So ultimately, why am I ending this whole thing? Because running Chronicles of the Nerds helped me grow up and see all this. When we started this, I was a broken person (see parts 1-4 for specific examples). I found value in the fact that I possessed an overabundance of useless information. Doing the podcast, interviewing creators, working for RCCC, and everything else the site led to has given me confidence and broken me out of the funk I’d been in the majority of my life. I still love the things I love, and probably will love them even more when the show is over, but I’m not defined by the silly things that got me through life for all those years anymore. I love those things so much for always being there for me.

When I look at nerd culture now, what I see are the Gamergaters, the people harassing women for being fake geek girls, and unbathed masses who don’t get that people don’t want to breath them in public. These are the people that act like they’re the sentries of nerd culture, keeping it safe for all the true believers out there, when they’re just a thing of the past. They’re the ones on the internet saying Heath Ledger was going to be the worst Joker, and that there’s no way Johnny Storm could be black. The people that can accept that Iceman can move around on an ice slide, fight giant robots, and hang out with a blue dude that looks like a demon, but the second the character questions his sexuality, logic goes out the window. These are the people making all the noise and missing the entire point behind the things they love. Everything HAS TO BE exactly how they first loved it. No room for change. No room for new ideas. So, as I’ve pointed out in my ramblings above, this is all pop culture, so if those asshats claim with pride to represent the nerds, then let’s let them. Let’s let them be forever alone. Let them make their shit storms online for the main characters of the New Star Wars being women. Let them make a stink while we’re sitting in the theater united having fun and going to conventions and meeting other people who like the same things we do.
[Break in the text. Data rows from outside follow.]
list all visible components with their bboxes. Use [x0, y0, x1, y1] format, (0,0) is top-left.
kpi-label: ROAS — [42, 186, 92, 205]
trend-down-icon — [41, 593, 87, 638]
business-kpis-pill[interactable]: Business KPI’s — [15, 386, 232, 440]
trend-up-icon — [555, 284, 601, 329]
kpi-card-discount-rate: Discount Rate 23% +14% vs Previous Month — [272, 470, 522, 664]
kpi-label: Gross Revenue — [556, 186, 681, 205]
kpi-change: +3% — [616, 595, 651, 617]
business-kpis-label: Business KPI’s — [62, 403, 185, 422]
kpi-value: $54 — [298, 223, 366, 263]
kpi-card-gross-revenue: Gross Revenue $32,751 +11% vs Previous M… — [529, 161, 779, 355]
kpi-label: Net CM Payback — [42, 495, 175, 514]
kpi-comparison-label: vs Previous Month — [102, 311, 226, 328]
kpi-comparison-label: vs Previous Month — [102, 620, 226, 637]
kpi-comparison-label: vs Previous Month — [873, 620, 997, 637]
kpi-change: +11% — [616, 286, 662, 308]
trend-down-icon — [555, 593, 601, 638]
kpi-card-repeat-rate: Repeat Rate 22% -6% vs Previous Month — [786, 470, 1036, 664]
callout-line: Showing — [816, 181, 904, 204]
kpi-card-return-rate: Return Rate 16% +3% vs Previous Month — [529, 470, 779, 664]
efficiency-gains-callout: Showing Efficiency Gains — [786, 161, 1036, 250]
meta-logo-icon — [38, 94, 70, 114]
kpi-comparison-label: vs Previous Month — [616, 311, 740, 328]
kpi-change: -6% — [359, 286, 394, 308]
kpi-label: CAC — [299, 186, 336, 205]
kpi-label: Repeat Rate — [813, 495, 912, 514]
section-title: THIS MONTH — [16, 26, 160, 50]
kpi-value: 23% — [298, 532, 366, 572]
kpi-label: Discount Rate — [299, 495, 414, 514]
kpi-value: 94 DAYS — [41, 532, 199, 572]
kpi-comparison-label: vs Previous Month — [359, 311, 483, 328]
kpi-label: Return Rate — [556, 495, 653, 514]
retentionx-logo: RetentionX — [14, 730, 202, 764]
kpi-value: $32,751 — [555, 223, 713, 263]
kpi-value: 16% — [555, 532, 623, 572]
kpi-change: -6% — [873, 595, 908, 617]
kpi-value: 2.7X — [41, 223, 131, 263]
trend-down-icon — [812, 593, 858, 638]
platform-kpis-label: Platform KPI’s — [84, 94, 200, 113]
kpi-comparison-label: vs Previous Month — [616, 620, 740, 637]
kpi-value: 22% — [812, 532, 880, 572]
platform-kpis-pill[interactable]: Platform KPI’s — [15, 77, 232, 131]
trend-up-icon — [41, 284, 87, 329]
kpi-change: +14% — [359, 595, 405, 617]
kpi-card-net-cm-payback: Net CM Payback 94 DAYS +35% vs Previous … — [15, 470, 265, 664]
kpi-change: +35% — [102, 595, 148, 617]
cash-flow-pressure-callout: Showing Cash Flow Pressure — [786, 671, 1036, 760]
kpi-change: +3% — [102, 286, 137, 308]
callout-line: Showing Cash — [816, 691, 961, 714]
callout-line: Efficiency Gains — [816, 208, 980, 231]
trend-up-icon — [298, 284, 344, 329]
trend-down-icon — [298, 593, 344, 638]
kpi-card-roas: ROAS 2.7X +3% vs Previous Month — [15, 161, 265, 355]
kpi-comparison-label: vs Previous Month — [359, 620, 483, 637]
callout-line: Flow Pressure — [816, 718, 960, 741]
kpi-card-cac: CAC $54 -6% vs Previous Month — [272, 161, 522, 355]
So you’re either going to read this and totally agree with me, or you’re going to say I’m wrong. And that’s fine. The whole point of this is that you like what you like, and it doesn’t have to be a cultural battle. For the last 7 years I’ve celebrated the things I’ve loved over 3 different podcasts. Chronicles of the Nerds was me breaking out of my comfortable cocoon and challenging myself to see the world, and ultimately my life differently. I still want to put on conventions where people go to celebrate all the things they love. I still will be at the late show every Thursday night for the next Superhero movie. My comic library will grow like they’re tribbles. I feel like now that I’ve separated myself from “the culture” I’ll finally be able to enjoy these things in the most pure way possible without the baggage of needing to defend myself all the damn time. I’ve said multiple times already, but Chronicles of the Nerds just showed me how I was really never alone. That’s a thought that still brings a big happy tear to my eye.

Thank you again for everything you’ve given me. Thank you for arguing with me. Thank you for laughing with me. Thank you for making me show up and to make something every Saturday. I love all you guys, and I’ll try to do my best to help you find out who you are, just like you helped me figure it out. This nerd is all out of fight though. I’m ready to take on the world, not as the nerdy chubby kid who knows everything about the X-Men. I’m going to just try being Mikey. I’ve learned he’s pretty damn cool.